Mountain Day – Japan
10 August 2020
Mountain Day (山の日) is the newest of Japan’s public holidays, the first instance being in 2016. The legislation states that Mountain Day is intended is to provide “opportunities to get familiar with mountains and appreciate blessings from mountains”.
The holiday was established after the Japanese Alpine Club and other groups lobbied for the bill, arguing that Japan, where Shinto beliefs in nature have shaped the culture, should celebrate its peaks and mountains. This is fitting as around 70% of the landmass of Japan is mountainous, and activities such as hiking and skiing are popular.
The inaugural National Ceremony for Mountain Day was held in the Japanese Alps at Kamikochi in Matsumoto, Nagano.

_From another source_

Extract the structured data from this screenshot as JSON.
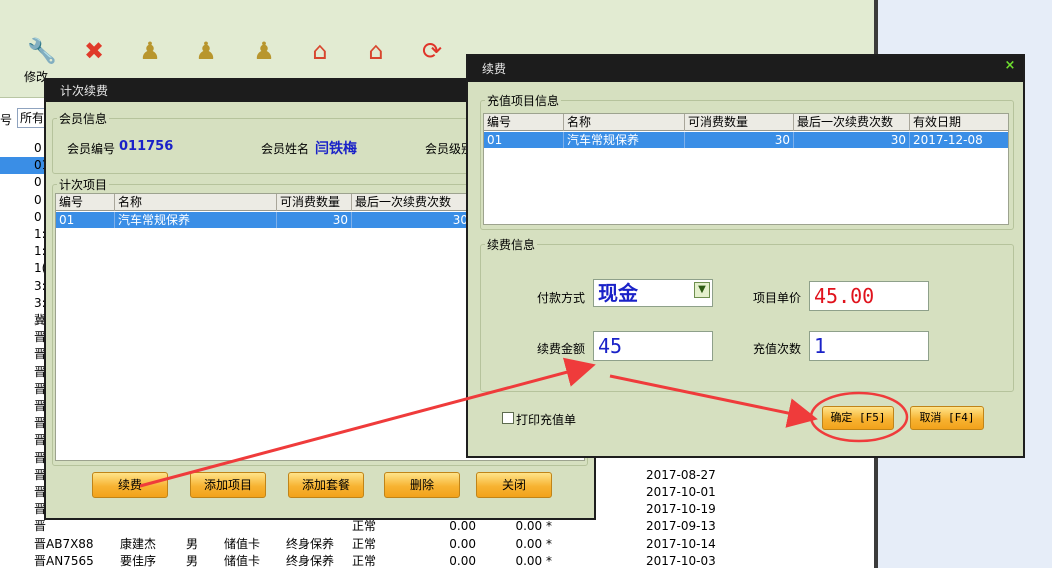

This year the holiday is observed on August 10, initially intended to coincide with the day after the closing ceremony of the Olympic Games but is traditionally celebrated each year on the eleventh day of the eighth month. Many see symbolism in the August 11 date, as the Japanese character for 8 resembles the sides of a mountain, and the numeral 11 looks like two trees.
Japan’s topography has been sculpted by millions of years of tectonic activity. The result is one of the world’s most stunning collections of peaks, which includes over 100 active volcanoes.
Although, as a recently introduced holiday, there is no particular traditional ceremony associated with it, Mountain Day is the perfect day to go hiking or trekking in Japan’s scenic mountain landscape. Many celebrate by visiting one of Japan’s many peaks and enjoying a quiet hike in nature or admiring their silent beauty from afar.